Galileo-Galilei / kedro-pandera

A kedro plugin to use pandera in your kedro projects
https://kedro-pandera.readthedocs.io/en/latest/
Apache License 2.0
33 stars 5 forks source link

[QUESTION] Could integration with Ibis be supported? #88

Open galenseilis opened 1 week ago

galenseilis commented 1 week ago

Description

I am exploring using a combo of Ibis, Kedro, and Pandera if that's possible.

Context

With Ibis I could be writing more consistent dataframe code regardless of the backend (e.g. Polars, MSSQL, or PostgreSQL) while having faster performance than Pandas, and also solving the parametrization problem that comes with integrating Python and SQL. With Kedro I get consistent data science project structures. With Pandera I get dataframe data validation. Everyone that cares about those things will similarly benefit from Kedro-Pandera integration with Ibis.

I would like something highly similar to what I see in the Kedro-Pandera plugin's documentation, except to also support Ibis datasets.

Possible Implementation

I'm not currently familiar with the internals of the Kedro-Pandera, so my suggestion will be somewhat limited to that lack of understanding.

Because Kedro-Pandera is responsible for an integration of Kedro and Pandera, the implementation should depend on current behaviour Kedro, Pandera, and Ibis rather than modifying their behaviour.

I've noted that Pandera supports Polars in addition to Pandas, however Ibis has its own classes that I do not expect Pandera to have support for. Rather, the implementation could take advantage of the fact that the Ibis dataframe objects will have either of to_pandas or to_polars.

Here is a summary of the logic I have in mind:

Possible Alternatives

Another option is for me to have a Kedro pipeline for this type of validation instead. This would involve casting the Ibis table dataset to a polars dataframe myself, and loading the schema itself as a yaml Kedro dataset, and running the Pandera validator against the Polars dataset.

Galileo-Galilei commented 1 week ago

This is definitely valuable and should be added to the roadmap.

TBH I have hard times recently to maintain the plugins, and kedro-pandera is quite inactive. I plan to resume working on it one day, but I can't provide a time when I will resume development of kedro-pandera.

I definitely will accept and release PR though.

noklam commented 1 week ago

Similar situation, I cannot take on any active development work but I can spare some time on PR review if someone is willing to spend time on this.

deepyaman commented 1 week ago

@galenseilis Thanks for linking this issue! I wasn't previously aware of it.

I would love to see Kedro + Ibis + Pandera working together as the core foundations of a composable Python-first analytics stack.

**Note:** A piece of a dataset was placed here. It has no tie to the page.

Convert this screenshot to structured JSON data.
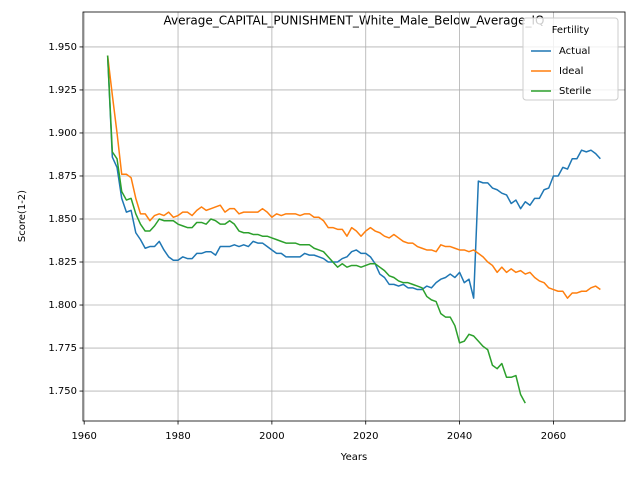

I've noted that Pandera supports Polars in addition to Pandas, however Ibis has its own classes that I do not expect Pandera to have support for. Rather, the implementation could take advantage of the fact that the Ibis dataframe objects will have either of to_pandas or to_polars.

I am actively working on supporting Ibis as a backend on Pandera, with the goal of at least getting it to parity with the Polars backend by the end of the year/early Q1 2025. I think the right way to support Ibis here would be to leverage that integration, rather than via conversion to Polars or pandas (although that could be an interim solution, if you're looking for something more immediate), because we want to be able to efficiently validate data on e.g. a database backend, too.

I will admit that I, too, haven't done much looking into Kedro-Pandera yet (I've just taken for granted that the integration exists). I'm pretty sure @datajoely also has some degree of interest in all of these working together.

Cc @cosmicBboy for visibility

cosmicBboy commented 1 week ago

+1 to the native ibis-pandera integration!

Of course dataframe conversion might be nice for convenience, but the first-class backend support is ideal for the performance and flexibility benefits of ibis.